Nina et Stéphanie, avec la force de celles qui réclament justice, ont tenu le choc face à un discours très dur à supporter pour elles. La mère de l'une d'entre elles n'a d'ailleurs pas pu encaisser ce concert de dénégations et a quitté la salle avant la fin de l'audience. Aujourd'hui presque trentenaires, elles abordent le procès avec "une attente de justice, pas un désir de vengeance", souligne leur avocate, Me Clotilde Lepetit. Elles s'exprimeront mercredi.

Un procès houleux

Selon Me Arnaud Richard, qui défend un des accusés, "le procès va être un peu houleux, chacun a sa position à défendre". Ce que confirme Me Amar Bouaou en prévenant que ses clients sont "déterminés à montrer leur innocence". Au cours de l'enquête, les violeurs présumés ont tenté de se rejeter la faute les uns sur les autres.
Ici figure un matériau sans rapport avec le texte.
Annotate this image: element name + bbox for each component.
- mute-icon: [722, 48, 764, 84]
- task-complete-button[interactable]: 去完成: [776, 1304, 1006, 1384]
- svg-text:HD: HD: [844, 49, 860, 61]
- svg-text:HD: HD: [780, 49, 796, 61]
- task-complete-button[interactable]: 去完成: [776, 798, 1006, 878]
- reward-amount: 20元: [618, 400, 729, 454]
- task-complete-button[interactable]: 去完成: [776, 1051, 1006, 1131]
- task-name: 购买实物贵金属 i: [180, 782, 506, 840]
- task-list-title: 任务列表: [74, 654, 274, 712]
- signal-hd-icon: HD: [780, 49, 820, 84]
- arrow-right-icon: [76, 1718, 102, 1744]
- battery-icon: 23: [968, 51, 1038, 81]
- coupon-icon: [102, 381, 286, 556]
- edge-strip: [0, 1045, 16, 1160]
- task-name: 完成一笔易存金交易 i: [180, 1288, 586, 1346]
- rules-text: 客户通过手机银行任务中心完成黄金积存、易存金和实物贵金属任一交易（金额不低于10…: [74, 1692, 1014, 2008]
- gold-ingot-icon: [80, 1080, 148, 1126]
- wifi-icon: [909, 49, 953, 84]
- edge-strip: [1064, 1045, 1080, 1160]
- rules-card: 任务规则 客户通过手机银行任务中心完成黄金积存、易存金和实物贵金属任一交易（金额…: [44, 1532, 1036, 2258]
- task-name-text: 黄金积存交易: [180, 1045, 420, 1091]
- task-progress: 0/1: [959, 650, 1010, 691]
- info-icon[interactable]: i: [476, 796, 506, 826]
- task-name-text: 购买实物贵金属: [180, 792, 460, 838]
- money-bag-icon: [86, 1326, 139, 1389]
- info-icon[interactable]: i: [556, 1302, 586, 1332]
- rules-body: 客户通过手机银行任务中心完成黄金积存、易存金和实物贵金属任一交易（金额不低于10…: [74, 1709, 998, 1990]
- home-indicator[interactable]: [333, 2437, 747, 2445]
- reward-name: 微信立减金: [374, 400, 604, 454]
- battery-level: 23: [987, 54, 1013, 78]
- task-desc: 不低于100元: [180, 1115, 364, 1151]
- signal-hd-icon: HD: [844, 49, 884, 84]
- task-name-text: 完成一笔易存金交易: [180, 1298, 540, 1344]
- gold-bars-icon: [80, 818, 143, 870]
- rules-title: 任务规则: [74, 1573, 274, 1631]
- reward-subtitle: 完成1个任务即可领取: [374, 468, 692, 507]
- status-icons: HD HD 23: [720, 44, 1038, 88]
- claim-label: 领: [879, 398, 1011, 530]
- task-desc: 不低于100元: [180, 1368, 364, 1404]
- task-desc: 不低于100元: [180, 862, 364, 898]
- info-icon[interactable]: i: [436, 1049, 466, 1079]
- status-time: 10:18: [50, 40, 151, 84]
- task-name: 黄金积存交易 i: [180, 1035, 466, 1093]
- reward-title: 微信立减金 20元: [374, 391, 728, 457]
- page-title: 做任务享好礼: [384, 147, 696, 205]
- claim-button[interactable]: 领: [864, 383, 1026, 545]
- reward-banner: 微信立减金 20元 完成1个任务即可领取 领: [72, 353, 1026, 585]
Il n'est pas impossible que ce comportement rejaillisse au fil des audiences.  Ils encourent jusqu'à vingt ans de réclusion criminelle. Le procès, qui selon la présidente de "Ni putes ni soumises", Asma Guenifi, "va permettre d'envoyer le message que la honte doit changer de camp, et va permettre à d'autres victimes de parler" est prévu jusqu'au 12 octobre.